J’achetais aussi Thrasher Magazine, pour le skateboard et pour la musique, notamment l’encadré de Wez Lundry qui était très orienté garage et punk. Mais il est devenu difficile de le trouver sur Annecy. En parlant de garage et de punk j’aime bien Dig It !, mais je ne l’ai pas acheté depuis des années non plus. J’essaie de me faire ma propre opinion en écoutant beaucoup de musique sur internet. L’avis des critiques ne m’intéresse pas, je préfère consulter la biographie et la discographie des membres de groupes, c’est plus enrichissant.

D’ailleurs je lis presque exclusivement des livres sur la musique : témoignages ou biographies. Je termine en ce moment England’s Dreaming de Jon Savage. Une histoire du punk anglais et une espèce d’essai sociologique en même temps, très intéressant. J’ai commencé un livre sur la scène de Seattle : Everybody Loves Our Town : un recueil d’interviews par Mark Yarm. Et un autre bouquin sur Nuclear Device.

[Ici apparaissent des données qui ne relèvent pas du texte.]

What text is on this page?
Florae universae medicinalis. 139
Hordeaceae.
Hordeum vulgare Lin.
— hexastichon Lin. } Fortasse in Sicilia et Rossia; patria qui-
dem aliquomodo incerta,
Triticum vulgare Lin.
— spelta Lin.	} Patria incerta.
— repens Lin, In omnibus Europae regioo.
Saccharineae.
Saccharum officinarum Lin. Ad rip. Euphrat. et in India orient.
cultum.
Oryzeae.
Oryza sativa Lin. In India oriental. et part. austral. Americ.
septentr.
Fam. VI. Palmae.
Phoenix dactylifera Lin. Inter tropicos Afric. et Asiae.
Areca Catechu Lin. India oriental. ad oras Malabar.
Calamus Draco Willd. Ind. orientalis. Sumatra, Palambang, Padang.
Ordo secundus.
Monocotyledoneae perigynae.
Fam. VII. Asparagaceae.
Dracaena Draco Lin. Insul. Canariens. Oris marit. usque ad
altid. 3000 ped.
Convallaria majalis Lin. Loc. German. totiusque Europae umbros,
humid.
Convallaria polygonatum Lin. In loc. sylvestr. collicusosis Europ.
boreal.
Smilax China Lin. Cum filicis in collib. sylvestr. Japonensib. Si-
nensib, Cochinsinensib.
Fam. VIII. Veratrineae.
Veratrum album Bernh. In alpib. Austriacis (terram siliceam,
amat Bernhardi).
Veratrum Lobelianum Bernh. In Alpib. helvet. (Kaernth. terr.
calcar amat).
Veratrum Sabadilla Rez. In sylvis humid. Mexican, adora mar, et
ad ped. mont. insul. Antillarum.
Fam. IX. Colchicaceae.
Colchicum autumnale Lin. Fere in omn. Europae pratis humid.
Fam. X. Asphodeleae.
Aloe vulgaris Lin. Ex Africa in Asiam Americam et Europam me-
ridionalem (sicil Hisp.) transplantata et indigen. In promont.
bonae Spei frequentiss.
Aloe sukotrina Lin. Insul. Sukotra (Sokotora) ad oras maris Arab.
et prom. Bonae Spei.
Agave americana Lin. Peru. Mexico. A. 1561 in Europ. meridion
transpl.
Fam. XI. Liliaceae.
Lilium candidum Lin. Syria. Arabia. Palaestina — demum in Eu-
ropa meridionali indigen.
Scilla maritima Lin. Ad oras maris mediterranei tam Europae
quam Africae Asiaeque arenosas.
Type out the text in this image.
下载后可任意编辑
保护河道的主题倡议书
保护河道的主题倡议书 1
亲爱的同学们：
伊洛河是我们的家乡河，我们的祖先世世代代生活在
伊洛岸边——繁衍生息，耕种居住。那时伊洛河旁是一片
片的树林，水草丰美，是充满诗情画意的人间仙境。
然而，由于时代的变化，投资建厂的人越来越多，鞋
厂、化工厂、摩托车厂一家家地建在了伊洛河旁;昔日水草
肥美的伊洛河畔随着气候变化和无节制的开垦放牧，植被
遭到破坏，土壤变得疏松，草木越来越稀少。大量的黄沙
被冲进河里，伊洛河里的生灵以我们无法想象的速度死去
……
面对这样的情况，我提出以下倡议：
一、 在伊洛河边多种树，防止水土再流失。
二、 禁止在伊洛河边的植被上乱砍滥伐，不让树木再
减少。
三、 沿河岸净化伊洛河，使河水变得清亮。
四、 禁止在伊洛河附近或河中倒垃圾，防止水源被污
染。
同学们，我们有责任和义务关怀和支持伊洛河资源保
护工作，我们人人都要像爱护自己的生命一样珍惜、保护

Ah oui, un roman finlandais bien barjo : Moi, Surunen, libérateur des peuples opprimés de Arto Paasilinna.

Continuons dans le roman. J’aime beaucoup le polar et le roman noir, en France avec Jean Bernard Pouy ou Jean Patrick Manchette ; et aux USA avec Chester Himes ou Davis Goodis. Et je conseille vivement David Peace, un auteur anglais, et son Quatuor du Yorkshire, œuvre en quatre volumes (1974,1977,1980 et 1983) avec un style proche de James Ellroy. C’est très, très, mais alors très noir.

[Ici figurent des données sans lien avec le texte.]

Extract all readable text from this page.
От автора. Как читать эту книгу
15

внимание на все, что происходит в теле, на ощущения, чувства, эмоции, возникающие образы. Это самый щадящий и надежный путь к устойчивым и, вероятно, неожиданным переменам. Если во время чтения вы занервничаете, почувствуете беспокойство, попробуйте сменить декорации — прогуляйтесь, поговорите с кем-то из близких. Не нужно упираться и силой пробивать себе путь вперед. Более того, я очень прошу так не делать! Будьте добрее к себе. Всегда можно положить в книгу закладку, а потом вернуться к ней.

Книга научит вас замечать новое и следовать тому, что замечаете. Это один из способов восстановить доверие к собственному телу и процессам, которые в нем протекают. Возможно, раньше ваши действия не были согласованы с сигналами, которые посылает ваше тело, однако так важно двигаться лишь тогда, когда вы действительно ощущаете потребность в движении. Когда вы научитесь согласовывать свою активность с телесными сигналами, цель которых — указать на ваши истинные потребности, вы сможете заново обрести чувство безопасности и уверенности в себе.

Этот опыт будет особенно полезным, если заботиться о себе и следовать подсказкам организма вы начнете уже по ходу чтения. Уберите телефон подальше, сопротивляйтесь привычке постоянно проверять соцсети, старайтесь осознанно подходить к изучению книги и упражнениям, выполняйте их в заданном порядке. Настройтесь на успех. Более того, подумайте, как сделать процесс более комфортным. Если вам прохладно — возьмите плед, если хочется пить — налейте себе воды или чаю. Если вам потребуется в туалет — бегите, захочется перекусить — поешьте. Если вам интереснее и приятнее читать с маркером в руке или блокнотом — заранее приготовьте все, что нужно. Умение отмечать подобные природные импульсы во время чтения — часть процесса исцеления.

En politique, je lis de temps en temps un essai (Noam Chomsky par exemple), mais je n’écoute plus aucun discours depuis bien longtemps. De toute façon c’est le plus démagogue qui gagne, les gens sont débiles, ça ne va pas tarder à se démontrer une fois de plus…

Lu le mois dernier: L’Univers à portée de main, écrit par Christophe Galfard, un élève de Stephen Hawkin. Un ouvrage de vulgarisation pour comprendre comment, en gros, fonctionne l’univers, de la théorie de la relativité générale à la mécanique quantique, sans avoir à se taper des équations imbitables.

Tant qu’on est sur le sujet je vous conseille ces conférences de Etienne Klein, David Elbaz, Leonard Susskind (en anglais).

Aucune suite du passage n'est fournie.